The standard of living in Belep has risen since the 1950s, in common with other outlying parts of New Caledonia. However, traditions and language are strongly maintained, only half the population can speak French, and few residents have any school certificates having only attended until the age of 12. Around 1955, an airstrip was built in Waala and there are flights, but it is the least frequented AirCal route. Passenger boats to Koumac and Poum are irregular. A modern medical clinic, serviced by a French doctor and nurses, was also built. Waala has the only primary school, shops, church, and post office. In 1961, Belep became a commune; its first mayor was elected in 1969. In the 1980s, when the movement for Kanak independence became violent (Les Evènements), some Belema migrated to the Mainland to escape political divisions.

Belep struggles to obtain resources from the territorial government and there is still no schooling beyond primary level (children then have to attend boarding school on Grande Terre, in Poum for example). Settlement, disrupted by events in the 19th century, has concentrated clans in Waala. Alcoholism is a serious problem and there have been violent episodes, including the killing of a clinic staff member in 2003.

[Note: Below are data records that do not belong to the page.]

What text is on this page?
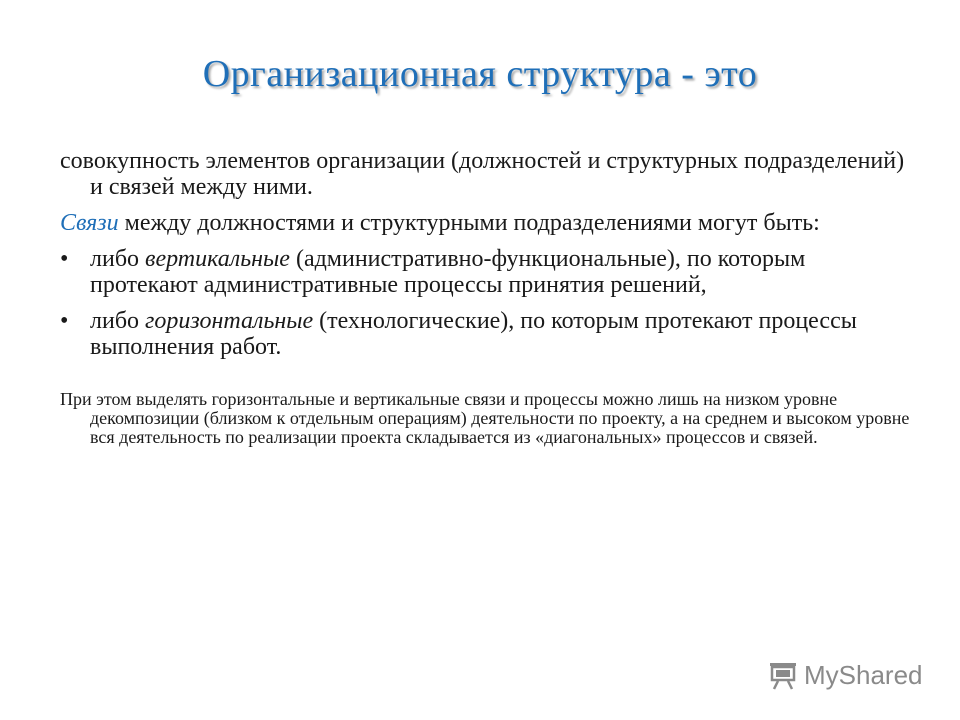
Организационная структура - это

совокупность элементов организации (должностей и структурных подразделений) и связей между ними.

Связи между должностями и структурными подразделениями могут быть:

• либо вертикальные (административно-функциональные), по которым протекают административные процессы принятия решений,
• либо горизонтальные (технологические), по которым протекают процессы выполнения работ.

При этом выделять горизонтальные и вертикальные связи и процессы можно лишь на низком уровне декомпозиции (близком к отдельным операциям) деятельности по проекту, а на среднем и высоком уровне вся деятельность по реализации проекта складывается из «диагональных» процессов и связей.

MyShared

In August 2016, a large bushfire ravaged Isle Art (Art Island).

==Economy==
The economy is reliant on fishing, the main commercial activity. Around 40% of all registered business are in the fisheries sector. The reef fish Scomberomorus commerson, a mackerel, is caught and over 20 tonnes a year are sold. Scallops (Amusium japonicum balloti) are sold to SAS West Pacific Scallops, an Australian company, destined for Australia and Asia. The scallop trade is supported by the Northern Province and 20% by the clans. It has provided some training and prevented youth from migrating to Grande Terre.

There are small cobalt reserves, exploited unsuccessfully in the 19th century.

Belep has no tourist facilities and no accommodation for visitors.